For this year’s Pumpkin Run Randy had volunteered to work on Sunday morning, providing free coffee and donuts to the various people who brought their cars to the show.

In addition to being a volunteer, Randy brought one of his cars, a 1969 Chevelle SS 396 (Photo 6). He pointed out that he is also a long time member of Cincy Street Rods. “The club’s been around for 49 years and I’ve been a member for the past 30,” he said. The club puts together several events each year, all designed to raise money for charity.

Cincy Street Rods wasn’t the only other club to show up for the Pumpkin Run. In fact there were numerous car clubs grouped together throughout the fairgrounds. One of the largest and most visible was the Ohio Valley Chapter of the Falcon Club of America.

According to president John Howard (who is also Northeast Regional Director of the Falcon Club of America), there are about 60 members of the local chapter and each year they have between 30 and 50 members show up in what is dubbed “Falcon Way” (Photo 7).

“We do our own little show inside of here.
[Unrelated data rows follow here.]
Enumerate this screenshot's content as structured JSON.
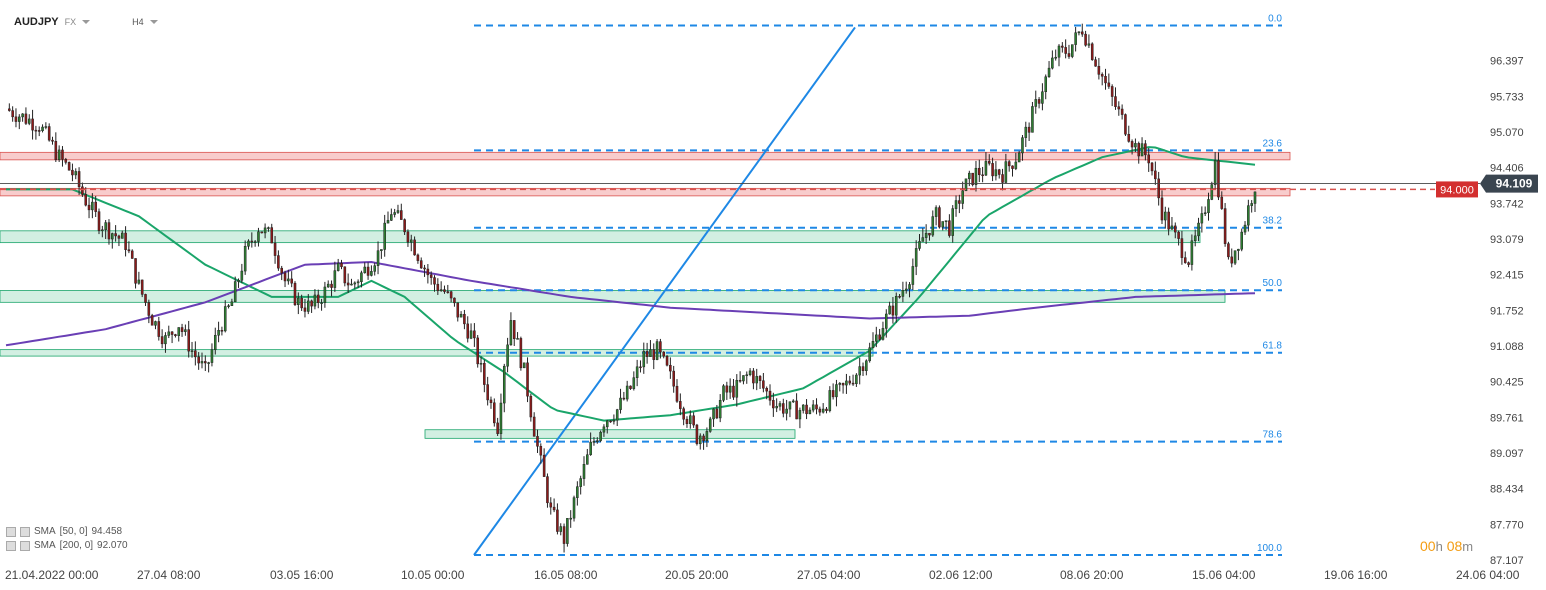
{
  "header": {
    "symbol": "AUDJPY",
    "market": "FX",
    "interval": "H4"
  },
  "price_axis": {
    "labels": [
      "96.397",
      "95.733",
      "95.070",
      "94.406",
      "93.742",
      "93.079",
      "92.415",
      "91.752",
      "91.088",
      "90.425",
      "89.761",
      "89.097",
      "88.434",
      "87.770",
      "87.107"
    ],
    "current_price": "94.109",
    "level_tag": "94.000"
  },
  "time_axis": [
    "21.04.2022  00:00",
    "27.04  08:00",
    "03.05  16:00",
    "10.05  00:00",
    "16.05  08:00",
    "20.05  20:00",
    "27.05  04:00",
    "02.06  12:00",
    "08.06  20:00",
    "15.06  04:00",
    "19.06  16:00",
    "24.06  04:00"
  ],
  "fib_labels": [
    "0.0",
    "23.6",
    "38.2",
    "50.0",
    "61.8",
    "78.6",
    "100.0"
  ],
  "legend": [
    {
      "name": "SMA",
      "params": "[50,  0]",
      "value": "94.458"
    },
    {
      "name": "SMA",
      "params": "[200,  0]",
      "value": "92.070"
    }
  ],
  "timer": {
    "h": "00",
    "h_unit": "h",
    "m": "08",
    "m_unit": "m"
  },
  "colors": {
    "up": "#2e7d32",
    "down": "#8b1a1a",
    "sma50": "#1aa56a",
    "sma200": "#6a3fb5",
    "fib": "#1e88e5",
    "resistance": "#f5b7b7",
    "support": "#bfe8d6"
  },
  "chart_data": {
    "type": "candlestick",
    "symbol": "AUDJPY",
    "interval": "H4",
    "ylim": [
      87.107,
      97.2
    ],
    "current_price": 94.109,
    "horizontal_level": 94.0,
    "close_path": [
      [
        0,
        95.5
      ],
      [
        5,
        95.35
      ],
      [
        10,
        95.2
      ],
      [
        16,
        94.6
      ],
      [
        20,
        94.3
      ],
      [
        24,
        93.8
      ],
      [
        28,
        93.4
      ],
      [
        32,
        93.2
      ],
      [
        36,
        93.0
      ],
      [
        40,
        92.2
      ],
      [
        44,
        91.6
      ],
      [
        48,
        91.2
      ],
      [
        52,
        91.5
      ],
      [
        56,
        91.0
      ],
      [
        60,
        90.6
      ],
      [
        64,
        91.4
      ],
      [
        68,
        91.9
      ],
      [
        72,
        92.8
      ],
      [
        76,
        93.3
      ],
      [
        80,
        93.1
      ],
      [
        84,
        92.3
      ],
      [
        88,
        91.9
      ],
      [
        92,
        91.8
      ],
      [
        96,
        92.1
      ],
      [
        100,
        92.5
      ],
      [
        104,
        92.2
      ],
      [
        108,
        92.5
      ],
      [
        112,
        92.8
      ],
      [
        116,
        93.6
      ],
      [
        120,
        93.3
      ],
      [
        124,
        92.8
      ],
      [
        128,
        92.3
      ],
      [
        132,
        92.1
      ],
      [
        136,
        91.7
      ],
      [
        140,
        91.3
      ],
      [
        144,
        90.4
      ],
      [
        148,
        89.6
      ],
      [
        150,
        90.8
      ],
      [
        152,
        91.6
      ],
      [
        156,
        90.6
      ],
      [
        160,
        89.2
      ],
      [
        164,
        88.0
      ],
      [
        168,
        87.5
      ],
      [
        172,
        88.4
      ],
      [
        176,
        89.2
      ],
      [
        180,
        89.7
      ],
      [
        184,
        89.9
      ],
      [
        188,
        90.3
      ],
      [
        192,
        90.9
      ],
      [
        196,
        91.0
      ],
      [
        200,
        90.5
      ],
      [
        204,
        89.9
      ],
      [
        208,
        89.4
      ],
      [
        212,
        89.6
      ],
      [
        216,
        90.2
      ],
      [
        220,
        90.3
      ],
      [
        224,
        90.6
      ],
      [
        228,
        90.3
      ],
      [
        232,
        90.0
      ],
      [
        236,
        89.9
      ],
      [
        240,
        89.9
      ],
      [
        244,
        89.9
      ],
      [
        248,
        90.1
      ],
      [
        252,
        90.3
      ],
      [
        256,
        90.6
      ],
      [
        260,
        91.0
      ],
      [
        264,
        91.5
      ],
      [
        268,
        91.9
      ],
      [
        272,
        92.4
      ],
      [
        276,
        93.1
      ],
      [
        280,
        93.5
      ],
      [
        284,
        93.3
      ],
      [
        288,
        94.0
      ],
      [
        292,
        94.3
      ],
      [
        296,
        94.4
      ],
      [
        300,
        94.3
      ],
      [
        304,
        94.6
      ],
      [
        308,
        95.2
      ],
      [
        312,
        95.9
      ],
      [
        316,
        96.5
      ],
      [
        320,
        96.6
      ],
      [
        324,
        97.0
      ],
      [
        328,
        96.4
      ],
      [
        332,
        95.8
      ],
      [
        336,
        95.3
      ],
      [
        340,
        94.8
      ],
      [
        344,
        94.6
      ],
      [
        348,
        93.6
      ],
      [
        352,
        93.1
      ],
      [
        356,
        92.7
      ],
      [
        360,
        93.4
      ],
      [
        364,
        94.5
      ],
      [
        368,
        92.6
      ],
      [
        372,
        93.2
      ],
      [
        376,
        94.1
      ]
    ],
    "fibonacci": {
      "high": 97.05,
      "low": 87.2,
      "levels": [
        0.0,
        23.6,
        38.2,
        50.0,
        61.8,
        78.6,
        100.0
      ]
    },
    "zones": [
      {
        "kind": "resistance",
        "from": 94.55,
        "to": 94.69
      },
      {
        "kind": "resistance",
        "from": 93.88,
        "to": 94.02
      },
      {
        "kind": "support",
        "from": 93.01,
        "to": 93.23
      },
      {
        "kind": "support",
        "from": 91.9,
        "to": 92.12
      },
      {
        "kind": "support",
        "from": 90.9,
        "to": 91.02
      },
      {
        "kind": "support",
        "from": 89.37,
        "to": 89.53
      }
    ],
    "sma": [
      {
        "period": 50,
        "value": 94.458,
        "path": [
          [
            0,
            94.0
          ],
          [
            20,
            94.0
          ],
          [
            40,
            93.5
          ],
          [
            60,
            92.6
          ],
          [
            80,
            92.0
          ],
          [
            100,
            92.0
          ],
          [
            110,
            92.3
          ],
          [
            120,
            92.0
          ],
          [
            135,
            91.2
          ],
          [
            150,
            90.6
          ],
          [
            165,
            89.9
          ],
          [
            180,
            89.7
          ],
          [
            200,
            89.8
          ],
          [
            220,
            90.0
          ],
          [
            240,
            90.3
          ],
          [
            260,
            91.0
          ],
          [
            275,
            92.0
          ],
          [
            295,
            93.5
          ],
          [
            315,
            94.2
          ],
          [
            330,
            94.6
          ],
          [
            345,
            94.8
          ],
          [
            355,
            94.6
          ],
          [
            376,
            94.46
          ]
        ]
      },
      {
        "period": 200,
        "value": 92.07,
        "path": [
          [
            0,
            91.1
          ],
          [
            30,
            91.4
          ],
          [
            60,
            91.9
          ],
          [
            90,
            92.6
          ],
          [
            110,
            92.65
          ],
          [
            140,
            92.3
          ],
          [
            170,
            92.0
          ],
          [
            200,
            91.8
          ],
          [
            230,
            91.7
          ],
          [
            260,
            91.6
          ],
          [
            290,
            91.65
          ],
          [
            310,
            91.8
          ],
          [
            340,
            92.0
          ],
          [
            376,
            92.07
          ]
        ]
      }
    ],
    "x_axis_labels": [
      "21.04.2022  00:00",
      "27.04  08:00",
      "03.05  16:00",
      "10.05  00:00",
      "16.05  08:00",
      "20.05  20:00",
      "27.05  04:00",
      "02.06  12:00",
      "08.06  20:00",
      "15.06  04:00",
      "19.06  16:00",
      "24.06  04:00"
    ]
  }
}
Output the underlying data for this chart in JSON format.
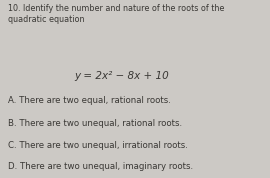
{
  "question_number": "10.",
  "question_text": "Identify the number and nature of the roots of the\nquadratic equation",
  "equation": "y = 2x² − 8x + 10",
  "options": [
    {
      "label": "A.",
      "text": " There are two equal, rational roots."
    },
    {
      "label": "B.",
      "text": " There are two unequal, rational roots."
    },
    {
      "label": "C.",
      "text": " There are two unequal, irrational roots."
    },
    {
      "label": "D.",
      "text": " There are two unequal, imaginary roots."
    }
  ],
  "bg_color": "#ccc9c5",
  "text_color": "#3a3835",
  "question_fontsize": 5.8,
  "equation_fontsize": 7.5,
  "option_fontsize": 6.2,
  "fig_width": 2.7,
  "fig_height": 1.78,
  "dpi": 100
}
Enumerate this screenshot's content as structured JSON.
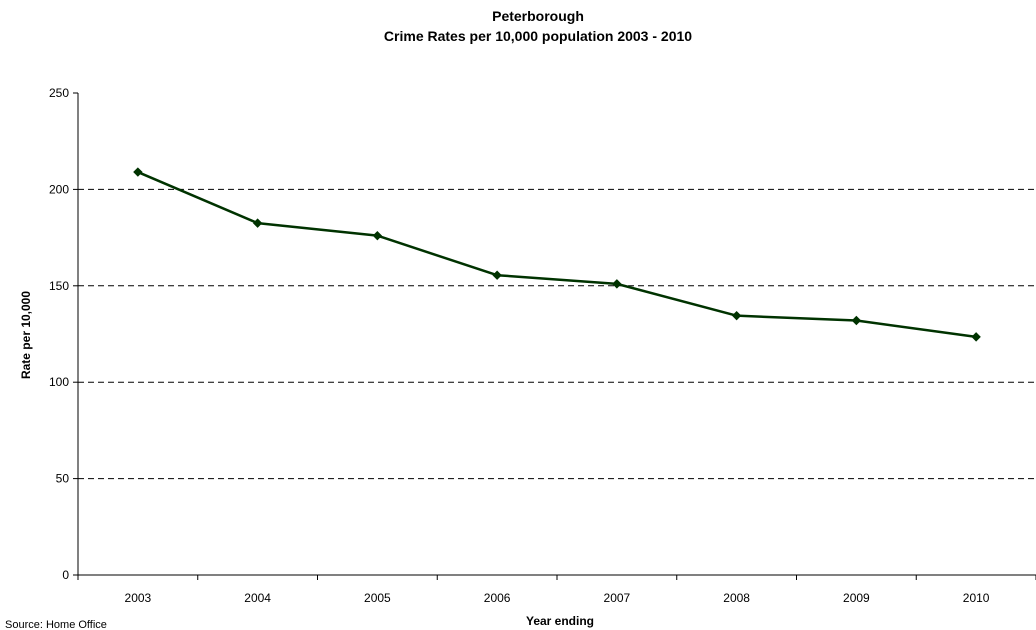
{
  "chart_data": {
    "type": "line",
    "title": "Peterborough",
    "subtitle": "Crime Rates per 10,000 population 2003 - 2010",
    "xlabel": "Year ending",
    "ylabel": "Rate per 10,000",
    "categories": [
      "2003",
      "2004",
      "2005",
      "2006",
      "2007",
      "2008",
      "2009",
      "2010"
    ],
    "series": [
      {
        "values": [
          209,
          182.5,
          176,
          155.5,
          151,
          134.5,
          132,
          123.5
        ]
      }
    ],
    "ylim": [
      0,
      250
    ],
    "yticks": [
      "0",
      "50",
      "100",
      "150",
      "200",
      "250"
    ],
    "grid": "horizontal-dashed",
    "legend": "none",
    "line_color": "#003300",
    "source": "Source: Home Office"
  }
}
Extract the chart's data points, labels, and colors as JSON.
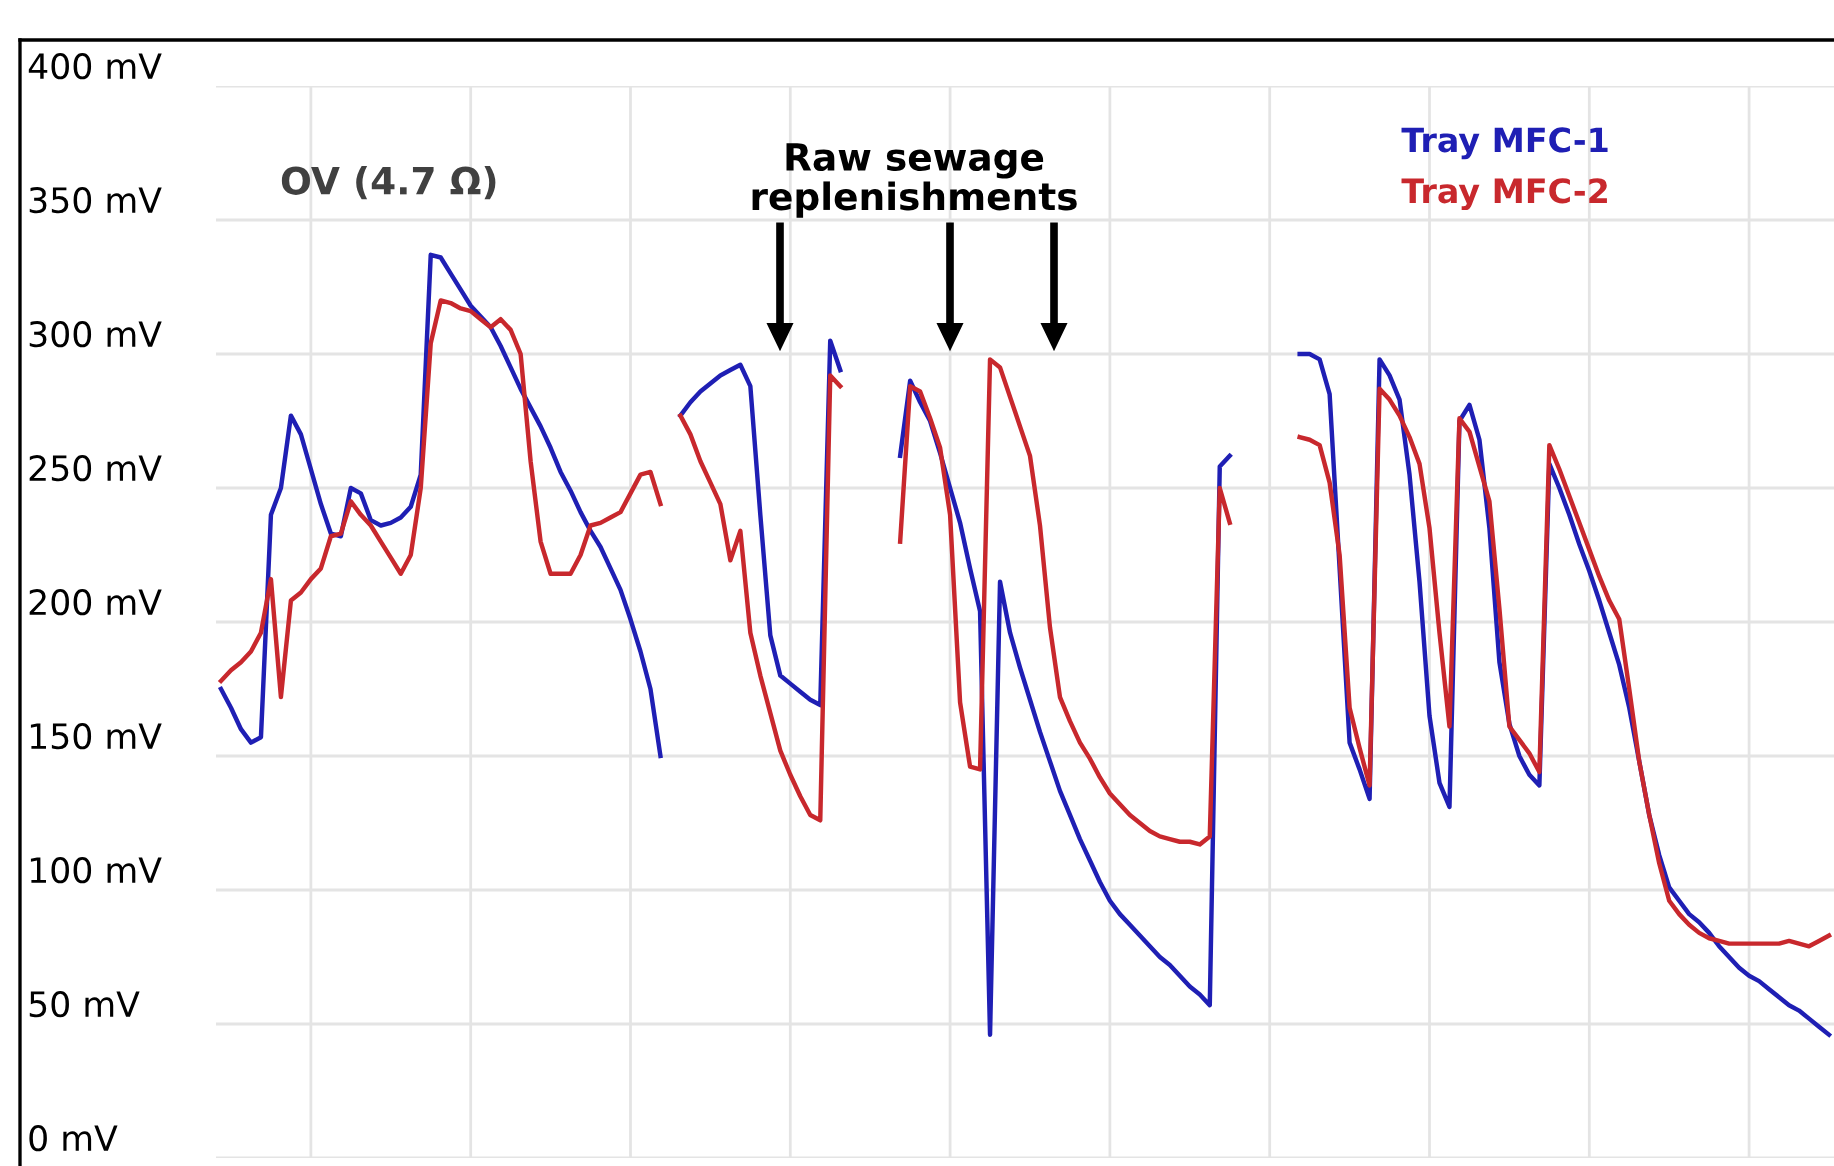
{
  "chart_data": {
    "type": "line",
    "categories": [
      null,
      null,
      null,
      null,
      null,
      null,
      null,
      null,
      null,
      null,
      null,
      null,
      null,
      null,
      null,
      null,
      null,
      null,
      null,
      null,
      null,
      null,
      null,
      null,
      null,
      null,
      null,
      null,
      null,
      null,
      null,
      null,
      null,
      null,
      null,
      null,
      null,
      null,
      null,
      null,
      null,
      null,
      null,
      null,
      null,
      null,
      null,
      null,
      null,
      null,
      null,
      null,
      null,
      null,
      null,
      null,
      null,
      null,
      null,
      null,
      null,
      null,
      null,
      null,
      null,
      null,
      null,
      null,
      null,
      null,
      null,
      null,
      null,
      null,
      null,
      null,
      null,
      null,
      null,
      null,
      null,
      null,
      null,
      null,
      null,
      null,
      null,
      null,
      null,
      null,
      null,
      null,
      null,
      null,
      null,
      null,
      null,
      null,
      null,
      null,
      null,
      null,
      null,
      null,
      null,
      null,
      null,
      null,
      null,
      null,
      null,
      null,
      null,
      null,
      null,
      null,
      null,
      null,
      null,
      null,
      null,
      null,
      null,
      null,
      null,
      null,
      null,
      null,
      null,
      null,
      null,
      null,
      null,
      null,
      null,
      null,
      null,
      null,
      null,
      null,
      null,
      null,
      null,
      null,
      null,
      null,
      null,
      null,
      null,
      null,
      null,
      null,
      null,
      null,
      null,
      null,
      null,
      null,
      null,
      null,
      null,
      null
    ],
    "series": [
      {
        "name": "Tray MFC-1",
        "color": "#1f1fb4",
        "values": [
          175,
          168,
          160,
          155,
          157,
          240,
          250,
          277,
          270,
          257,
          244,
          233,
          232,
          250,
          248,
          238,
          236,
          237,
          239,
          243,
          255,
          337,
          336,
          330,
          324,
          318,
          314,
          310,
          303,
          295,
          287,
          280,
          273,
          265,
          256,
          249,
          241,
          234,
          228,
          220,
          212,
          201,
          189,
          175,
          150,
          null,
          277,
          282,
          286,
          289,
          292,
          294,
          296,
          288,
          240,
          195,
          180,
          177,
          174,
          171,
          169,
          305,
          294,
          null,
          null,
          null,
          null,
          null,
          262,
          290,
          282,
          275,
          263,
          250,
          237,
          220,
          204,
          46,
          215,
          196,
          183,
          171,
          159,
          148,
          137,
          128,
          119,
          111,
          103,
          96,
          91,
          87,
          83,
          79,
          75,
          72,
          68,
          64,
          61,
          57,
          258,
          262,
          null,
          null,
          null,
          null,
          null,
          null,
          300,
          300,
          298,
          285,
          220,
          155,
          145,
          134,
          298,
          292,
          283,
          255,
          215,
          165,
          140,
          131,
          275,
          281,
          268,
          235,
          185,
          162,
          150,
          143,
          139,
          259,
          250,
          240,
          229,
          219,
          208,
          196,
          184,
          168,
          148,
          128,
          113,
          101,
          96,
          91,
          88,
          84,
          79,
          75,
          71,
          68,
          66,
          63,
          60,
          57,
          55,
          52,
          49,
          46
        ]
      },
      {
        "name": "Tray MFC-2",
        "color": "#c8282d",
        "values": [
          178,
          182,
          185,
          189,
          196,
          216,
          172,
          208,
          211,
          216,
          220,
          232,
          233,
          245,
          240,
          236,
          230,
          224,
          218,
          225,
          250,
          304,
          320,
          319,
          317,
          316,
          313,
          310,
          313,
          309,
          300,
          260,
          230,
          218,
          218,
          218,
          225,
          236,
          237,
          239,
          241,
          248,
          255,
          256,
          244,
          null,
          277,
          270,
          260,
          252,
          244,
          223,
          234,
          196,
          180,
          166,
          152,
          143,
          135,
          128,
          126,
          292,
          288,
          null,
          null,
          null,
          null,
          null,
          230,
          288,
          286,
          276,
          265,
          240,
          170,
          146,
          145,
          298,
          295,
          284,
          273,
          262,
          236,
          198,
          172,
          163,
          155,
          149,
          142,
          136,
          132,
          128,
          125,
          122,
          120,
          119,
          118,
          118,
          117,
          120,
          250,
          237,
          null,
          null,
          null,
          null,
          null,
          null,
          269,
          268,
          266,
          252,
          225,
          168,
          153,
          139,
          287,
          283,
          277,
          269,
          259,
          235,
          196,
          161,
          276,
          271,
          258,
          245,
          205,
          161,
          156,
          151,
          144,
          266,
          257,
          247,
          237,
          227,
          217,
          208,
          201,
          175,
          148,
          128,
          110,
          96,
          91,
          87,
          84,
          82,
          81,
          80,
          80,
          80,
          80,
          80,
          80,
          81,
          80,
          79,
          81,
          83
        ]
      }
    ],
    "ylim": [
      0,
      400
    ],
    "yticks": [
      {
        "value": 0,
        "label": "0 mV"
      },
      {
        "value": 50,
        "label": "50 mV"
      },
      {
        "value": 100,
        "label": "100 mV"
      },
      {
        "value": 150,
        "label": "150 mV"
      },
      {
        "value": 200,
        "label": "200 mV"
      },
      {
        "value": 250,
        "label": "250 mV"
      },
      {
        "value": 300,
        "label": "300 mV"
      },
      {
        "value": 350,
        "label": "350 mV"
      },
      {
        "value": 400,
        "label": "400 mV"
      }
    ],
    "tick_labels": "y",
    "grid": true,
    "legend": "top right",
    "marker": "none",
    "line_style": "solid",
    "annotations": [
      "OV (4.7 Ω)",
      "Raw sewage\nreplenishments"
    ]
  }
}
We give our own awards out, we have our own door prizes. Everything we do is kind of separate but we’re still part of the Pumpkin Run. We’re sort of a show within a show,” says Howard.

Falcon Way is a sort of off shoot from an idea that was born many years ago to utilize the infield of the fairgrounds as a way to group different makes of cars together. Initially some of the officers in the club who were fans of Ford, began to organize those cars together in one portion of the infield. Soon, the other major manufacturers began grouping together as well. Now there are three “countries” that have been established (Photo 8). Each of the three “countries,” Ford, Chevy (which includes all GM makes) and MoPar have their own show within a show. But to take part in that a person must be registered and parked in the proper area.

There are no set rules that say a person has to park their car within their “country,” according to Doug. He said that people will come in with friends and want to spend their time at the show together. So it isn’t completely uncommon to find a Chevy parked among a huge group of Dodge, Plymouth and other MoPar offerings.

“This is like a family show. There are people who only meet here once a year and it’s the only time they see each other is at this show. They come from different parts of the country and it’s like a family reunion,” says Witt.

That family atmosphere is one of the reasons why so many people keep coming out and why they often return year after year. And it is why there is evidence of the Pumpkin Run all over the place.

“I very seldom go to a show anywhere that there isn’t a Pumpkin Run shirt,” says Witt.

Each one of those shirts and every person who attends the Pumpkin Run, whether to display their car or just to admire those who do, represents money going to charity. For the past four plus decades over one million dollars has been raised and donated and if the Fastiques have anything to say about it, there will be more to come.